Bundesgesetz, mit dem das Allgemeine Sozialversicherungsgesetz, das Gewerbliche Sozialversicherungsgesetz, das Bauern Sozialversicherungsgesetz und das Allgemeine Pensionsgesetz sowie das Beamten-Kranken- und Unfallversicherungsgesetz, das Bundespflegegeldgesetz und das Arbeitslosenversicherungsgesetz 1977 geändert werden (Sozialversicherungs Änderungsgesetz 2005 - SVÄG 2005)
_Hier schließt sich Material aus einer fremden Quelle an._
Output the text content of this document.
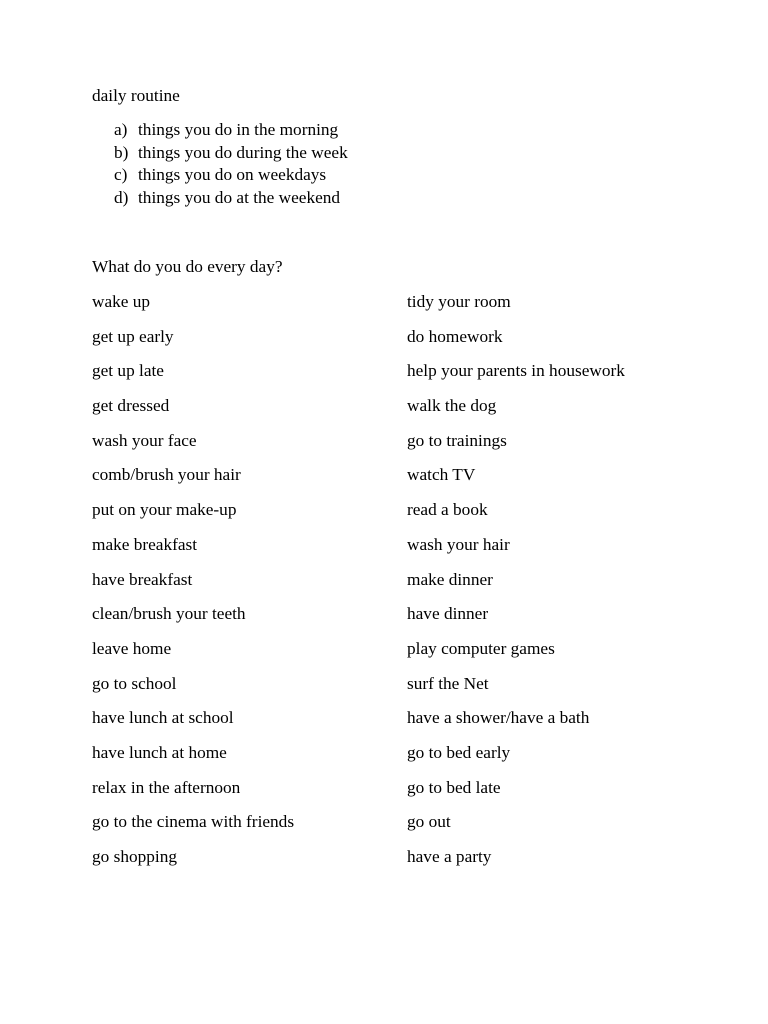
daily routine
a) things you do in the morning
b) things you do during the week
c) things you do on weekdays
d) things you do at the weekend
What do you do every day?
wake up
get up early
get up late
get dressed
wash your face
comb/brush your hair
put on your make-up
make breakfast
have breakfast
clean/brush your teeth
leave home
go to school
have lunch at school
have lunch at home
relax in the afternoon
go to the cinema with friends
go shopping
tidy your room
do homework
help your parents in housework
walk the dog
go to trainings
watch TV
read a book
wash your hair
make dinner
have dinner
play computer games
surf the Net
have a shower/have a bath
go to bed early
go to bed late
go out
have a party
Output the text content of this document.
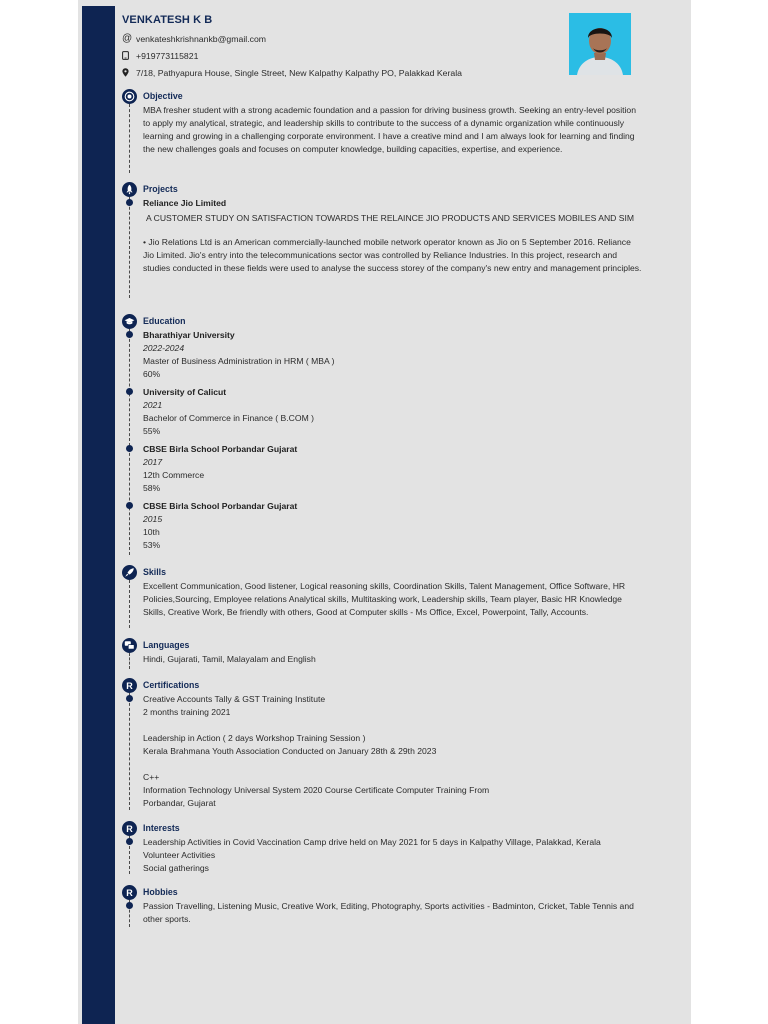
VENKATESH K B
@ venkateshkrishnankb@gmail.com
+919773115821
7/18, Pathyapura House, Single Street, New Kalpathy Kalpathy PO, Palakkad Kerala
Objective
MBA fresher student with a strong academic foundation and a passion for driving business growth. Seeking an entry-level position to apply my analytical, strategic, and leadership skills to contribute to the success of a dynamic organization while continuously learning and growing in a challenging corporate environment. I have a creative mind and I am always look for learning and finding the new challenges goals and focuses on computer knowledge, building capacities, expertise, and experience.
Projects
Reliance Jio Limited
A CUSTOMER STUDY ON SATISFACTION TOWARDS THE RELAINCE JIO PRODUCTS AND SERVICES MOBILES AND SIM
• Jio Relations Ltd is an American commercially-launched mobile network operator known as Jio on 5 September 2016. Reliance Jio Limited. Jio's entry into the telecommunications sector was controlled by Reliance Industries. In this project, research and studies conducted in these fields were used to analyse the success storey of the company's new entry and management principles.
Education
Bharathiyar University
2022-2024
Master of Business Administration in HRM ( MBA )
60%
University of Calicut
2021
Bachelor of Commerce in Finance ( B.COM )
55%
CBSE Birla School Porbandar Gujarat
2017
12th Commerce
58%
CBSE Birla School Porbandar Gujarat
2015
10th
53%
Skills
Excellent Communication, Good listener, Logical reasoning skills, Coordination Skills, Talent Management, Office Software, HR Policies,Sourcing, Employee relations Analytical skills, Multitasking work, Leadership skills, Team player, Basic HR Knowledge Skills, Creative Work, Be friendly with others, Good at Computer skills - Ms Office, Excel, Powerpoint, Tally, Accounts.
Languages
Hindi, Gujarati, Tamil, Malayalam and English
R Certifications
Creative Accounts Tally & GST Training Institute
2 months training 2021
Leadership in Action ( 2 days Workshop Training Session )
Kerala Brahmana Youth Association Conducted on January 28th & 29th 2023
C++
Information Technology Universal System 2020 Course Certificate Computer Training From
Porbandar, Gujarat
R Interests
Leadership Activities in Covid Vaccination Camp drive held on May 2021 for 5 days in Kalpathy Village, Palakkad, Kerala
Volunteer Activities
Social gatherings
R Hobbies
Passion Travelling, Listening Music, Creative Work, Editing, Photography, Sports activities - Badminton, Cricket, Table Tennis and other sports.
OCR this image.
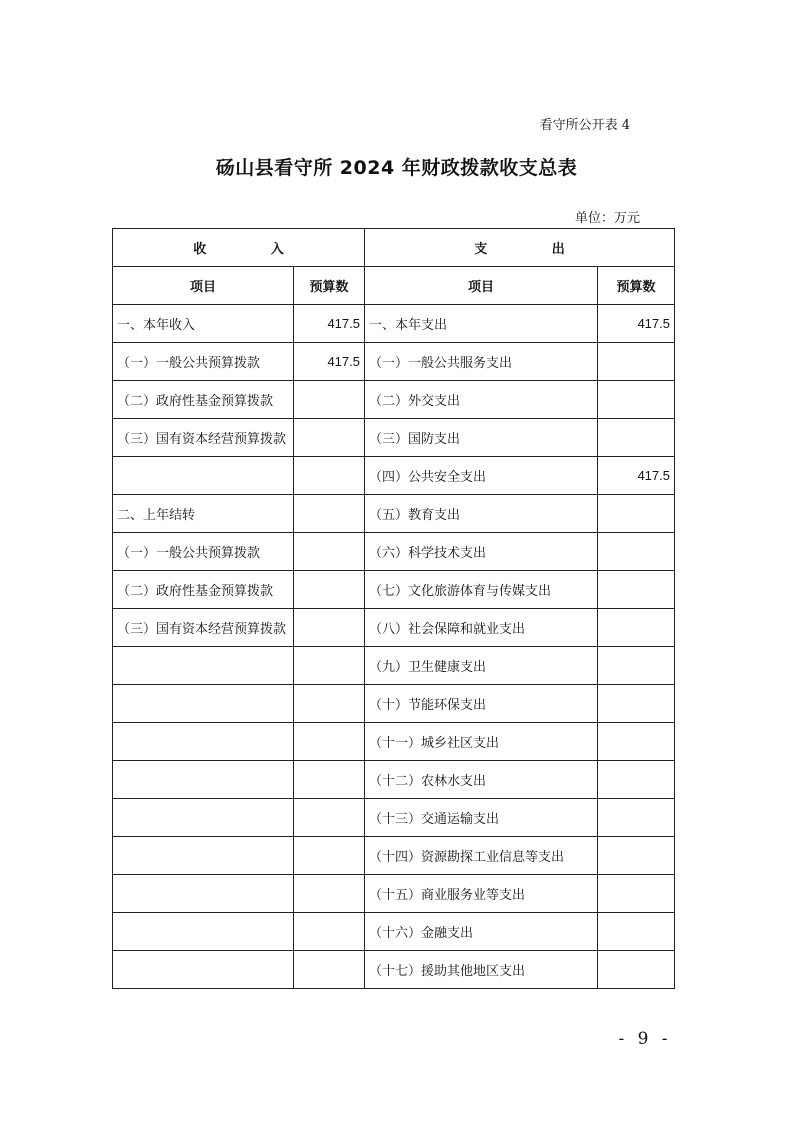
看守所公开表 4
砀山县看守所 2024 年财政拨款收支总表
单位：万元
收 入		支 出	
项目	预算数	项目	预算数
一、本年收入	417.5	一、本年支出	417.5
（一）一般公共预算拨款	417.5	（一）一般公共服务支出	
（二）政府性基金预算拨款		（二）外交支出	
（三）国有资本经营预算拨款		（三）国防支出	
		（四）公共安全支出	417.5
二、上年结转		（五）教育支出	
（一）一般公共预算拨款		（六）科学技术支出	
（二）政府性基金预算拨款		（七）文化旅游体育与传媒支出	
（三）国有资本经营预算拨款		（八）社会保障和就业支出	
		（九）卫生健康支出	
		（十）节能环保支出	
		（十一）城乡社区支出	
		（十二）农林水支出	
		（十三）交通运输支出	
		（十四）资源勘探工业信息等支出	
		（十五）商业服务业等支出	
		（十六）金融支出	
		（十七）援助其他地区支出	
- 9 -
132. Bundesgesetz, mit dem das Allgemeine Sozialversicherungsgesetz, das Gewerbliche Sozialversicherungsgesetz, das Bauern-Sozialversicherungsgesetz und das Allgemeine Pensionsgesetz sowie das Beamten-Kranken- und Unfallversicherungsgesetz, das Bundespflegegeldgesetz und das Arbeitslosenversicherungsgesetz 1977 geändert werden (Sozialversicherungs-Änderungsgesetz 2005 - SVÄG 2005) Der Nationalrat hat beschlossen:

Artikel 1

Änderung des Allgemeinen Sozialversicherungsgesetzes (65. Novelle zum ASVG) Das Allgemeine Sozialversicherungsgesetz, BGBl. Nr. 189/1955, zuletzt geändert durch das Bundesgesetz BGBl. I Nr. 88/2005, wird wie folgt geändert:

1. § 4 Abs. 1 Z 11 wird aufgehoben.

2. Im § 4 Abs. 4 lit. a entfällt der Ausdruck "oder nach § 3 Abs. 3".

3. Im § 5 Abs. 1 Z 2 entfällt der Ausdruck "und 11".

4. Im § 8 Abs. 1 Z 2 lit. g wird der Ausdruck "§ 227a Abs. 4 bis 7" durch den Ausdruck "§ 227a Abs. 4 bis 6" ersetzt.

5. Im § 10 Abs. 1 erster Satz entfällt der Ausdruck " , 11".

6. Im § 18a Abs. 2 Z 1 wird nach dem Ausdruck "Weiterversicherung" der Ausdruck "oder andere Selbstversicherung" eingefügt.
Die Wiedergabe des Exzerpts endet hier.